Blocking Collapsed Gibbs Sampler for Latent Dirichlet Allocation Models

TL;DR

This paper introduces a blocking scheme for the collapsed Gibbs sampler in LDA models, significantly improving mixing efficiency and reducing computation time for large numbers of topics.

Contribution

The paper proposes a novel blocking scheme with theoretical guarantees that enhances sampling efficiency and computational speed in LDA inference.

Findings

Substantial improvement in chain mixing efficiency.

Significant reduction in computation time for models with many topics.
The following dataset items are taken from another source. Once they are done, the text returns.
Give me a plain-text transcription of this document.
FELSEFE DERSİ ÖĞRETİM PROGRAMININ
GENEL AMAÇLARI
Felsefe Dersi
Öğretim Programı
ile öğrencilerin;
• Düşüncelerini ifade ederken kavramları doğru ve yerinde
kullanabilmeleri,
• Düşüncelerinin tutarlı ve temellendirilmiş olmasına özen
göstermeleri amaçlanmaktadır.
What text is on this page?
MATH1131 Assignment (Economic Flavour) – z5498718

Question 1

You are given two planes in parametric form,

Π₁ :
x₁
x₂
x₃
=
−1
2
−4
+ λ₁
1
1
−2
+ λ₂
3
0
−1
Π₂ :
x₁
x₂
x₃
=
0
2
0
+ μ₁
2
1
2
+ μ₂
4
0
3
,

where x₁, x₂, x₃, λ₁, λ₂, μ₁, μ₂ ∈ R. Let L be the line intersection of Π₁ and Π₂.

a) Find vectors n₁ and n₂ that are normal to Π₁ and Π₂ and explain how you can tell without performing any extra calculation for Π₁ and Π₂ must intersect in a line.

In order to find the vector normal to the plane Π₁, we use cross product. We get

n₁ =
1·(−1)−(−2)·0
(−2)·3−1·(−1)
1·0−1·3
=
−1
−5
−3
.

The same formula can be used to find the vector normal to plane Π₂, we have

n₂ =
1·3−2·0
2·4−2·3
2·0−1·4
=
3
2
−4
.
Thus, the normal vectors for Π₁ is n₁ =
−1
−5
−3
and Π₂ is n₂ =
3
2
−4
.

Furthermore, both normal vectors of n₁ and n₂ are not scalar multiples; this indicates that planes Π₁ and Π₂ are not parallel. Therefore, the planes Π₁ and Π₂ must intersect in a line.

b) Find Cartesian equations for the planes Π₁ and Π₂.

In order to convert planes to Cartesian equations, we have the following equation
Effective sampling procedures within each block.

Abstract

The latent Dirichlet allocation (LDA) model is a widely-used latent variable model in machine learning for text analysis. Inference for this model typically involves a single-site collapsed Gibbs sampling step for latent variables associated with observations. The efficiency of the sampling is critical to the success of the model in practical large scale applications. In this article, we introduce a blocking scheme to the collapsed Gibbs sampler for the LDA model which can, with a theoretical guarantee, improve chain mixing efficiency. We develop two procedures, an O(K)-step backward simulation and an O(log K)-step nested simulation, to directly sample the latent variables within each block. We demonstrate that the blocking scheme achieves substantial improvements in chain mixing compared to the state of the art single-site collapsed Gibbs sampler. We also show that when the number of topics is over hundreds, the nested-simulation blocking scheme can achieve a significant reduction in computation time compared to the single-site sampler.